13 Jul 2011
in Books Tags: Arundhati Roy, The god of small things
`The God of Small Things explores the tragic fate of a family which “tampered with the laws that lay down who should be loved, and how.” They are an electric mix: grandmother Mammachi; her spoilt Anglophile son, Chacko ; her daughter Ammu; Ammu’s inseparable twins Estha and Rahel; and Baby Kochamma, grant aunt, determined to spread the bitter seeds of her early disappointment in love. From its mesmerizing opening sequence, it is clear that we are in the grip of a delicious new voice… a voice of breathtaking beauty. The God of Small Thing achieves genuine, tragic resonance. It is, indeed, a masterpiece.’ Christina Patterson , Observer
Winner of the Booker Prize
The God of small things is Arundhati Roy’s first novel. The book is absolutely moving however it jumps around in time a lot for which I felt it was too disjointed and confusing.
10 Jul 2011
in Books Tags: Moon Palace, Paul Auster
It was the summer that man first walked on the moon. I was very young back then, I did not believe there would ever be a future…

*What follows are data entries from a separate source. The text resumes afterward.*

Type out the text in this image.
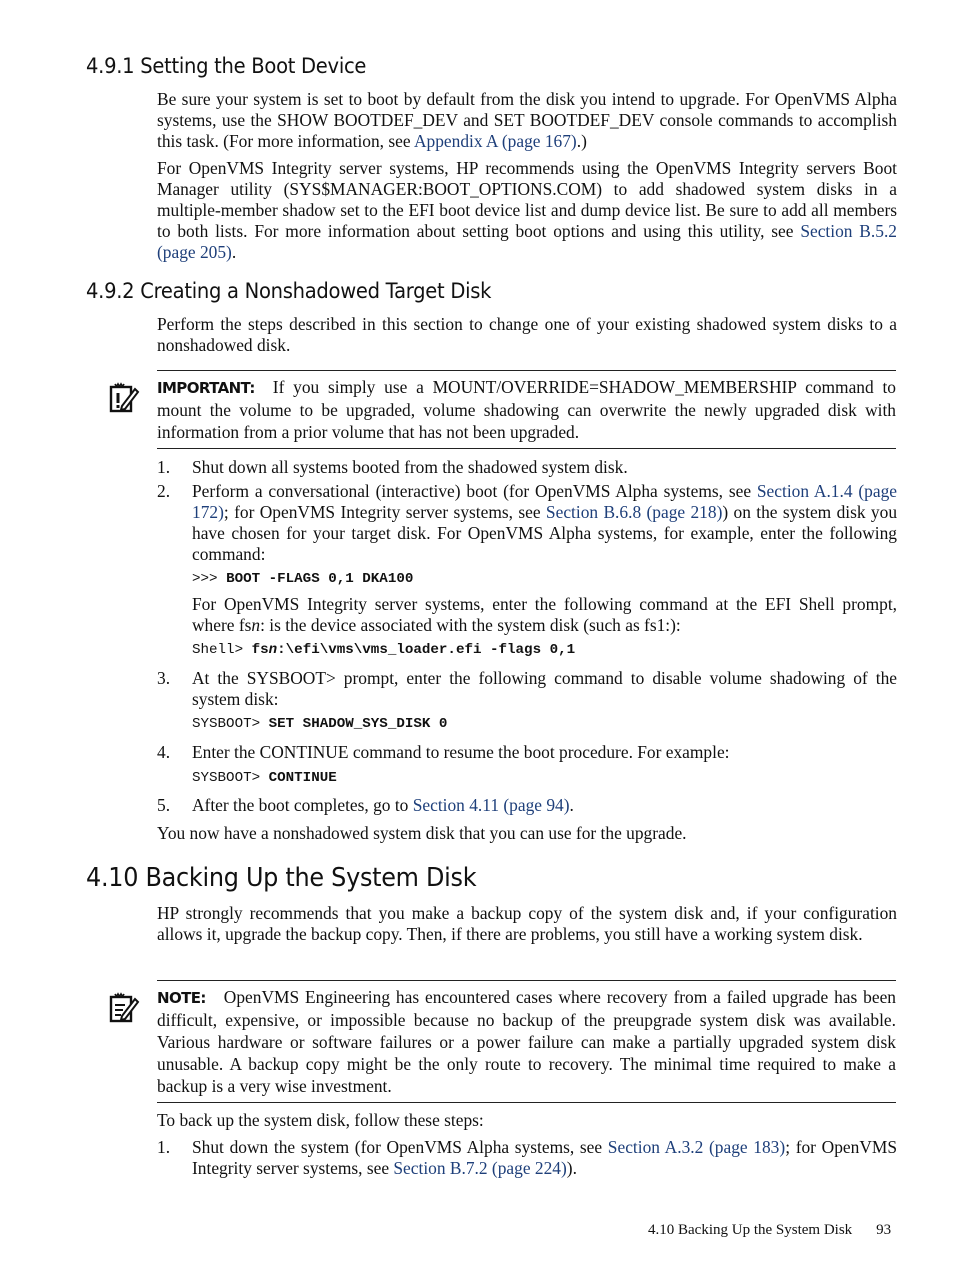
4.9.1 Setting the Boot Device

Be sure your system is set to boot by default from the disk you intend to upgrade. For OpenVMS Alpha systems, use the SHOW BOOTDEF_DEV and SET BOOTDEF_DEV console commands to accomplish this task. (For more information, see Appendix A (page 167).)

For OpenVMS Integrity server systems, HP recommends using the OpenVMS Integrity servers Boot Manager utility (SYS$MANAGER:BOOT_OPTIONS.COM) to add shadowed system disks in a multiple-member shadow set to the EFI boot device list and dump device list. Be sure to add all members to both lists. For more information about setting boot options and using this utility, see Section B.5.2 (page 205).

4.9.2 Creating a Nonshadowed Target Disk

Perform the steps described in this section to change one of your existing shadowed system disks to a nonshadowed disk.

IMPORTANT: If you simply use a MOUNT/OVERRIDE=SHADOW_MEMBERSHIP command to mount the volume to be upgraded, volume shadowing can overwrite the newly upgraded disk with information from a prior volume that has not been upgraded.
1. Shut down all systems booted from the shadowed system disk.
2. Perform a conversational (interactive) boot (for OpenVMS Alpha systems, see Section A.1.4 (page 172); for OpenVMS Integrity server systems, see Section B.6.8 (page 218)) on the system disk you have chosen for your target disk. For OpenVMS Alpha systems, for example, enter the following command:

>>> BOOT -FLAGS 0,1 DKA100

For OpenVMS Integrity server systems, enter the following command at the EFI Shell prompt, where fsn: is the device associated with the system disk (such as fs1:):

Shell> fsn:\efi\vms\vms_loader.efi -flags 0,1
3. At the SYSBOOT> prompt, enter the following command to disable volume shadowing of the system disk:

SYSBOOT> SET SHADOW_SYS_DISK 0
4. Enter the CONTINUE command to resume the boot procedure. For example:

SYSBOOT> CONTINUE
5. After the boot completes, go to Section 4.11 (page 94).

You now have a nonshadowed system disk that you can use for the upgrade.

4.10 Backing Up the System Disk

HP strongly recommends that you make a backup copy of the system disk and, if your configuration allows it, upgrade the backup copy. Then, if there are problems, you still have a working system disk.

NOTE: OpenVMS Engineering has encountered cases where recovery from a failed upgrade has been difficult, expensive, or impossible because no backup of the preupgrade system disk was available. Various hardware or software failures or a power failure can make a partially upgraded system disk unusable. A backup copy might be the only route to recovery. The minimal time required to make a backup is a very wise investment.

To back up the system disk, follow these steps:

1. Shut down the system (for OpenVMS Alpha systems, see Section A.3.2 (page 183); for OpenVMS Integrity server systems, see Section B.7.2 (page 224)).

4.10 Backing Up the System Disk 93
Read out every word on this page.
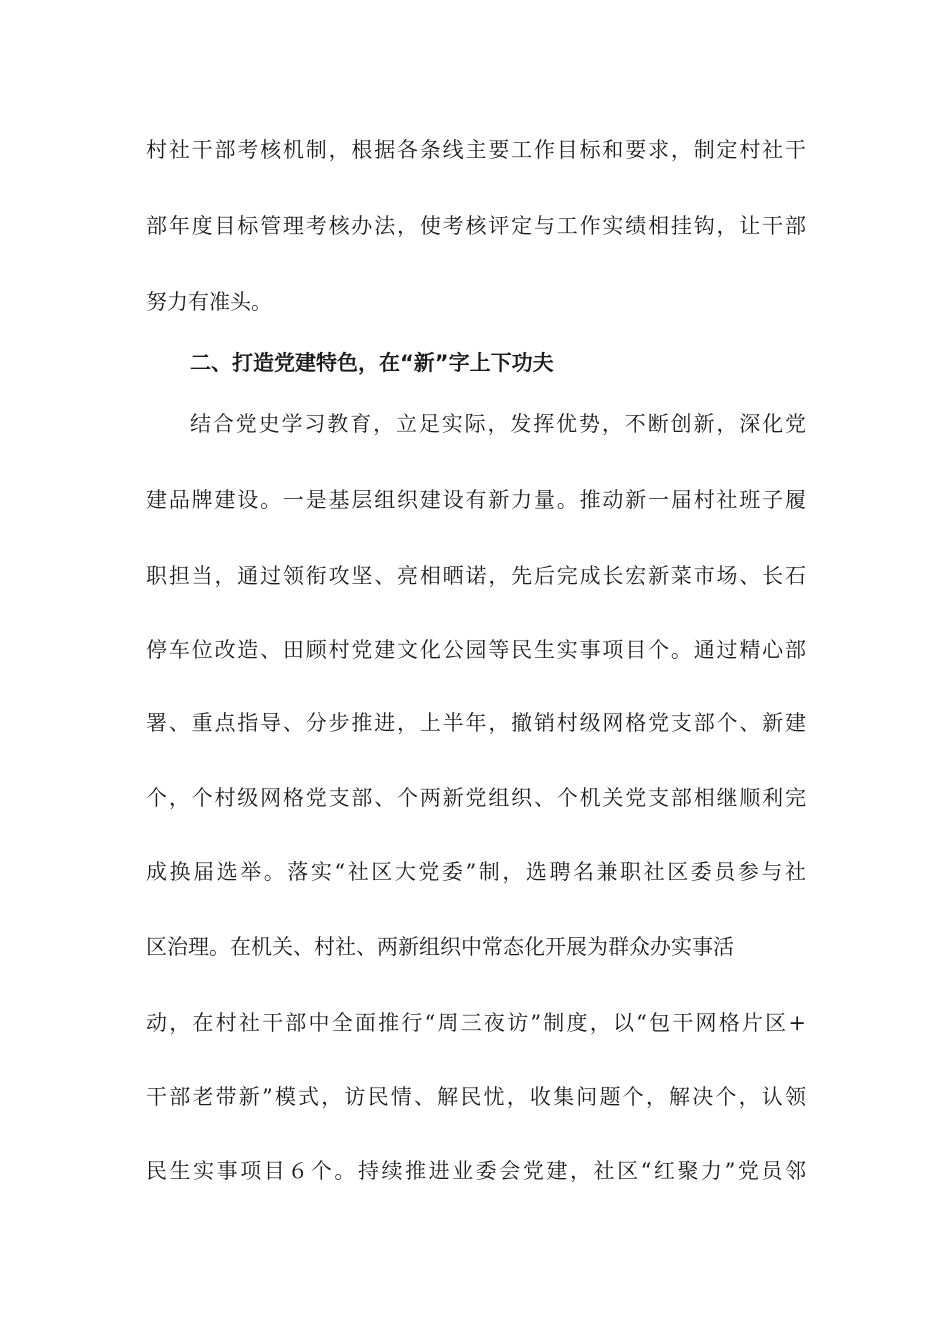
村社干部考核机制，根据各条线主要工作目标和要求，制定村社干
部年度目标管理考核办法，使考核评定与工作实绩相挂钩，让干部
努力有准头。
二、打造党建特色，在“新”字上下功夫
结合党史学习教育，立足实际，发挥优势，不断创新，深化党
建品牌建设。一是基层组织建设有新力量。推动新一届村社班子履
职担当，通过领衔攻坚、亮相晒诺，先后完成长宏新菜市场、长石
停车位改造、田顾村党建文化公园等民生实事项目个。通过精心部
署、重点指导、分步推进，上半年，撤销村级网格党支部个、新建
个，个村级网格党支部、个两新党组织、个机关党支部相继顺利完
成换届选举。落实“社区大党委”制，选聘名兼职社区委员参与社
区治理。在机关、村社、两新组织中常态化开展为群众办实事活
动，在村社干部中全面推行“周三夜访”制度，以“包干网格片区+
干部老带新”模式，访民情、解民忧，收集问题个，解决个，认领
民生实事项目６个。持续推进业委会党建，社区“红聚力”党员邻
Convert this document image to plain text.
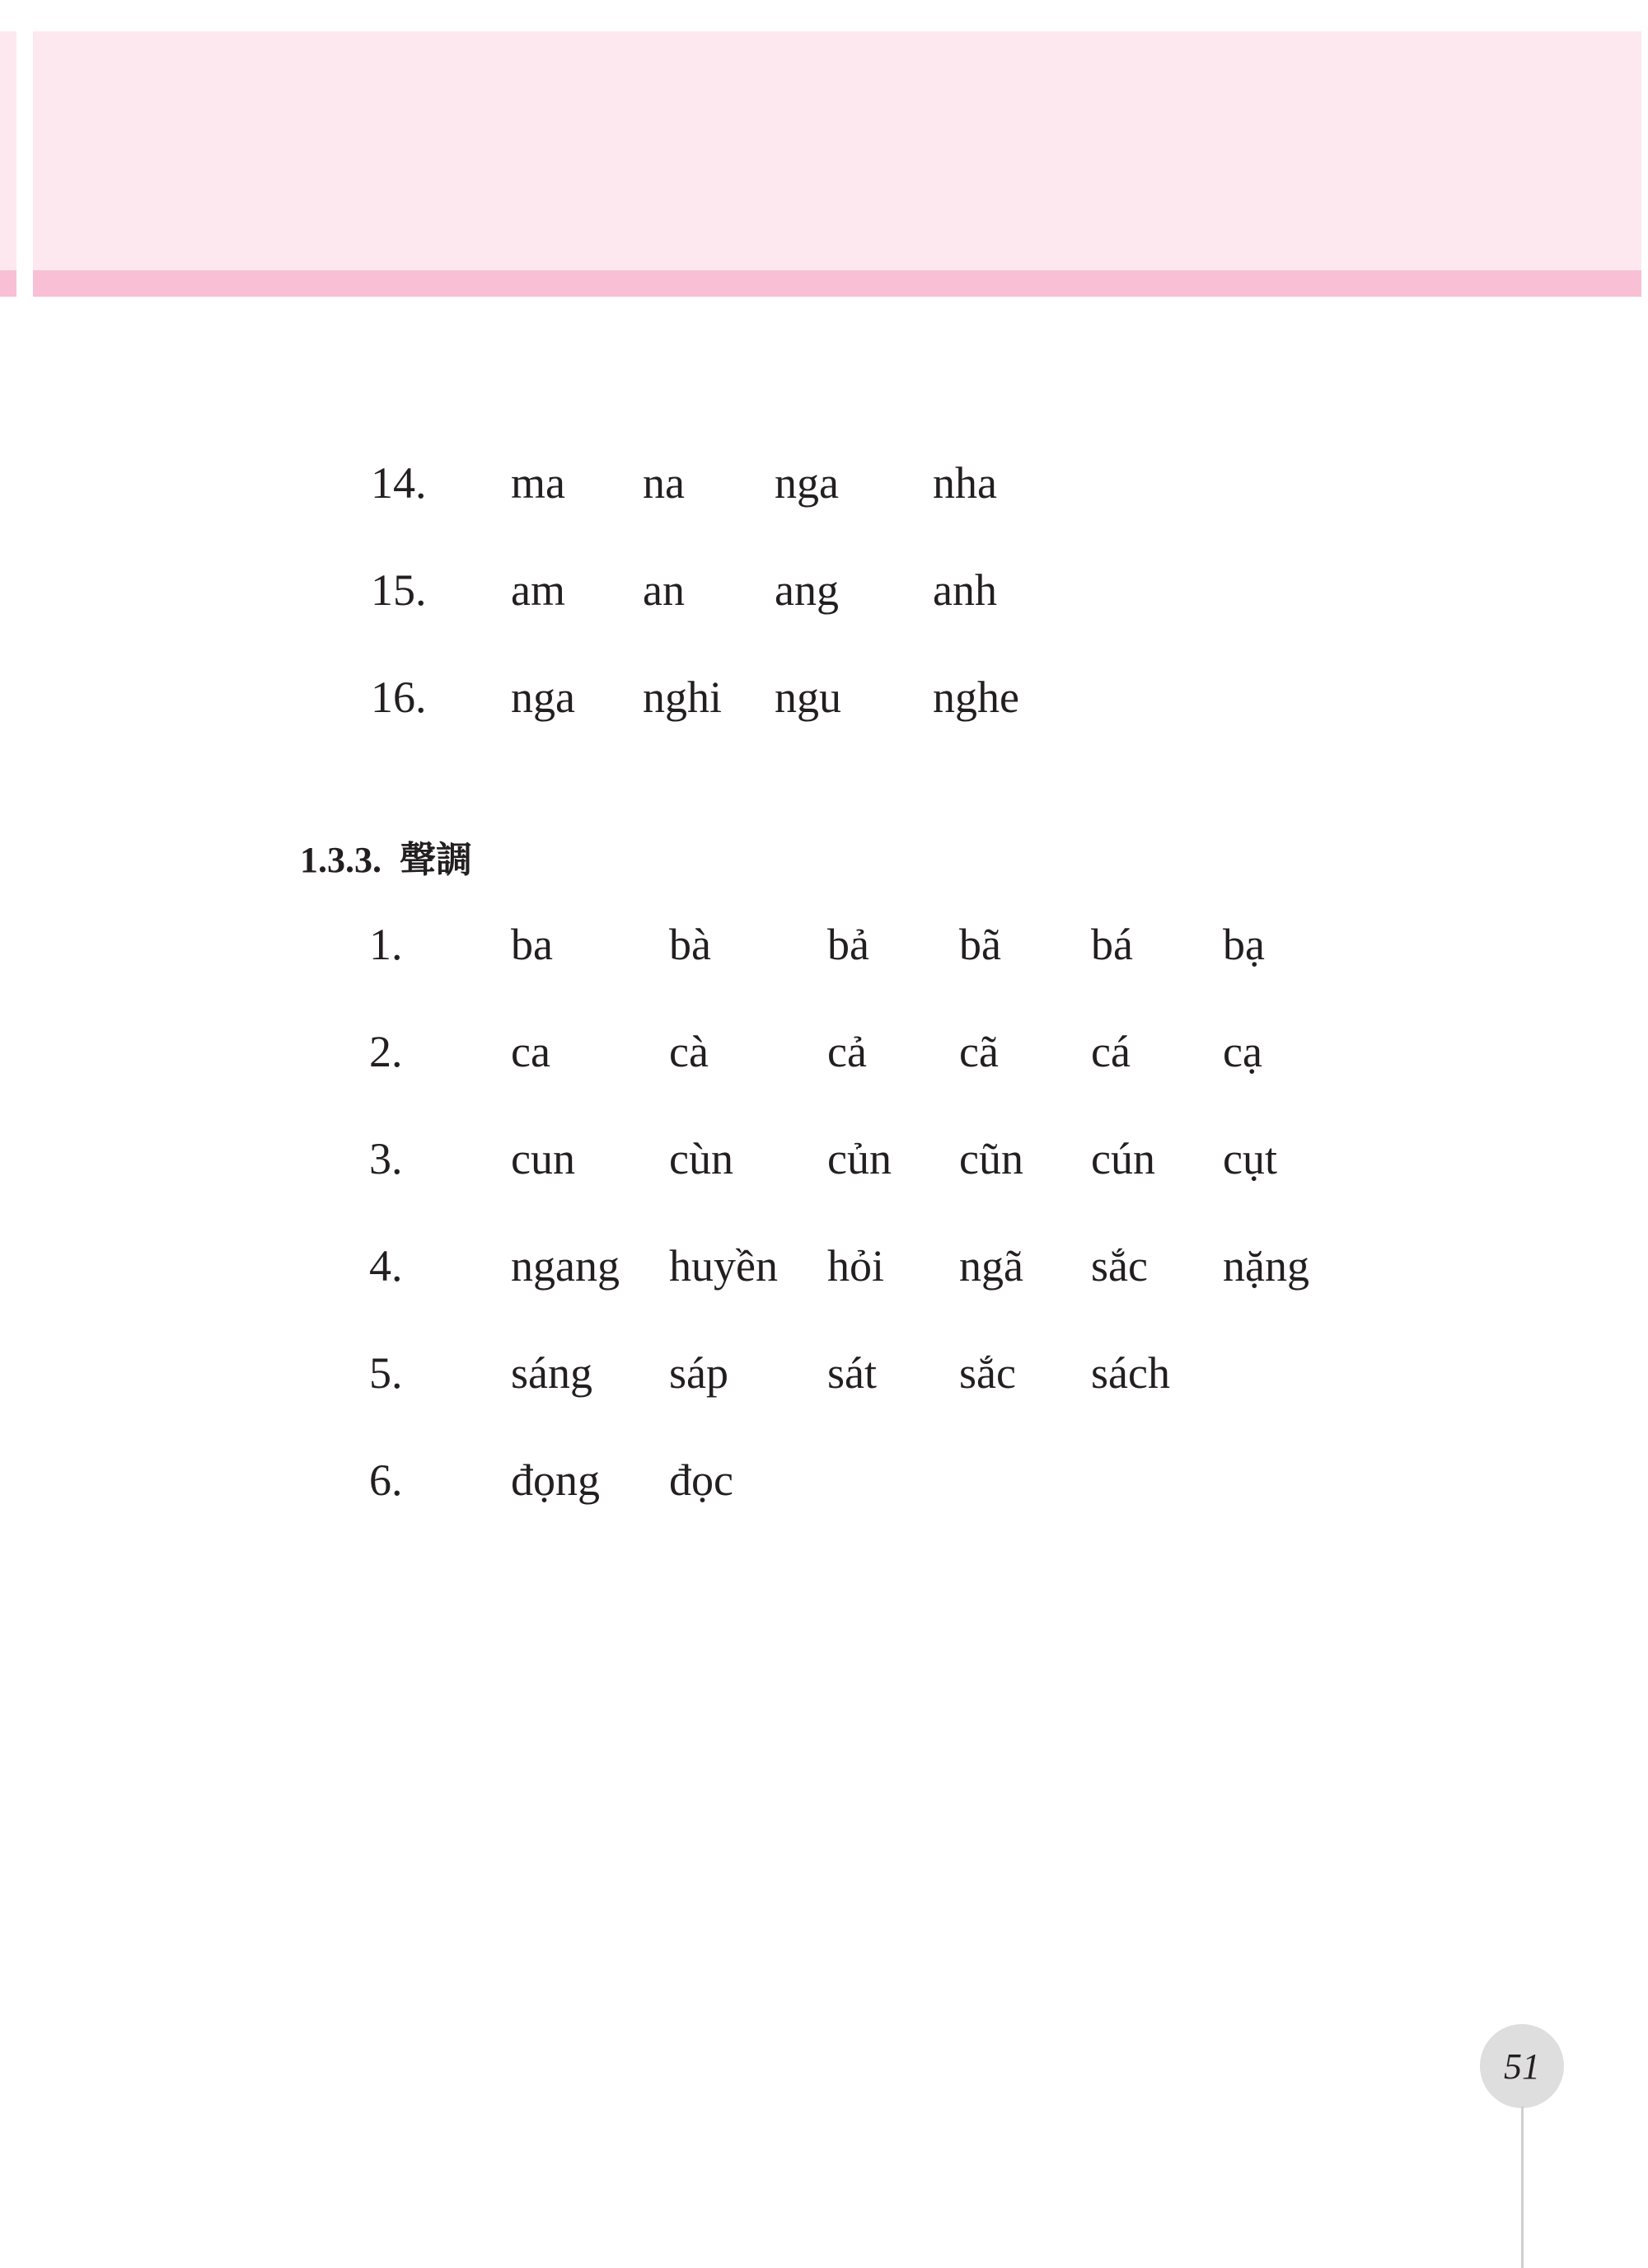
14. ma na nga nha
15. am an ang anh
16. nga nghi ngu nghe
1.3.3. 聲調
1. ba	bà	bả bã bá bạ
2. ca	cà	cả cã cá cạ
3. cun cùn củn cũn cún cụt
4. ngang huyền hỏi ngã sắc nặng
5. sáng sáp sát sắc sách
6. đọng đọc
51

Spanning three generations, Moon Palace is the story of Marco Stanley Fogg and his quest for identity in the modern world. Moving from the concrete canyons of Manhattan to the cruelly beautiful landscape of the American West, it is a meditation on and re-examination of America, art and the self, by one of America’s foremost authors.
I think I have read this book only because I don’t like lay down books without reading them till the end. This book frustrated me and bored me so much. The fact that there are so many coincidences occurring in the book, for example Fogg meeting his long-lost father and grand-father only by accident, that all realism and parts of the book’s fascination get lost. Also, the author’s way of starting every episode with its result, failed to hold my interest.
09 Jul 2011
in Books Tags: Jed Rubenfeld, The interpretation of murder
On the morning after Sigmund Freud arrives in New York on his first – and only – visit to the United States, a stunning debutante is found bound and strangled in her penthouse apartment, high above Broadway. The following night, another beautiful heiress, Nora Acton, is discovered tied to a chandelier in her parents’ home, viciously wounded and unable to speak or to recall her ordeal. Soon Freud and his American disciple, Stratham Younger, are enlisted to help Miss Acton recover her memory, and to piece together the killer’s identity. It is a riddle that will test their skills to the limit, and lead them on a thrilling journey – into the darkest places of the city, and of the human mind.
WINNER Galaxy British Book Awards Best Read
Although this book promises to be an enthralling read, it doesn’t leave up to its expectations for the following reasons. Firstly, it gets into many psychological definitions and discussions which were not so easy to understand. Then, there is no protagonist to identify with, which made it hard to connect with any of the characters. When the author brought in a different character with it, I had to go a little backwards to refresh my memory. Also, I could not link detective’s Littlemore findings to the plot which it actually did not help me to understand how the story is going to end. Lastly, a good part of the book and especially the ending turns into a funny soap opera in my opinion. The author tries to create an unexpected ending but, unfortunately, the result is lack of common sense. It is a novel that will strongly appeal to students and fans of psychology.
09 Jul 2011
in Books Tags: Haruki Murakami, Norwegian Wood
When he hears her favorite Beatles song, Toru Watanabe recalls his first love Naoko, the girlfriend of his best friend Kizuki. Immediately he is transported back almost twenty years to his students days in Tokyo, adrift in a world of uneasy friendships, casual sex, passion, loss and desire – to a time when an impetuous young woman called Midori marches into his life and he has to chose between the future and the past.
The book’s story is carefully written. It is set in Tokyo late sixties and it is focused on the theme of relationships. The story teller, Toru Watanabe, describes everything in detail and this makes the story seem very vivid, as if the memories he’s recalling and telling the reader at that moment is as if they happened yesterday as the saying sometimes goes. It is a love story but very much different to what I have read so far.
09 Jul 2011
in Books Tags: A thousand splendid suns, Khaled Hosseini
Mariam is only fifteen when she is sent to Kabul to marry Rasheed. Nearly two decades later, a friendship grows between Mariam and a local teenager, Laila, as strong as the ties between mother and daughter. When the Taliban take over, life becomes a desperate struggle against starvation, brutality and fear. Yet love can move people to act in unexpected ways, and lead them to overcome the most daunting obstacles with startling heroism.
A thousand splendid suns is a disturbing story from Afghanistan. It is a story of two women who went through quite a lot of ordeal. Not very pleasant book to read. Sad and melancholic. The beginning of the story is a little bit slow with many pages dedicated to their women growing up and reaching the main story.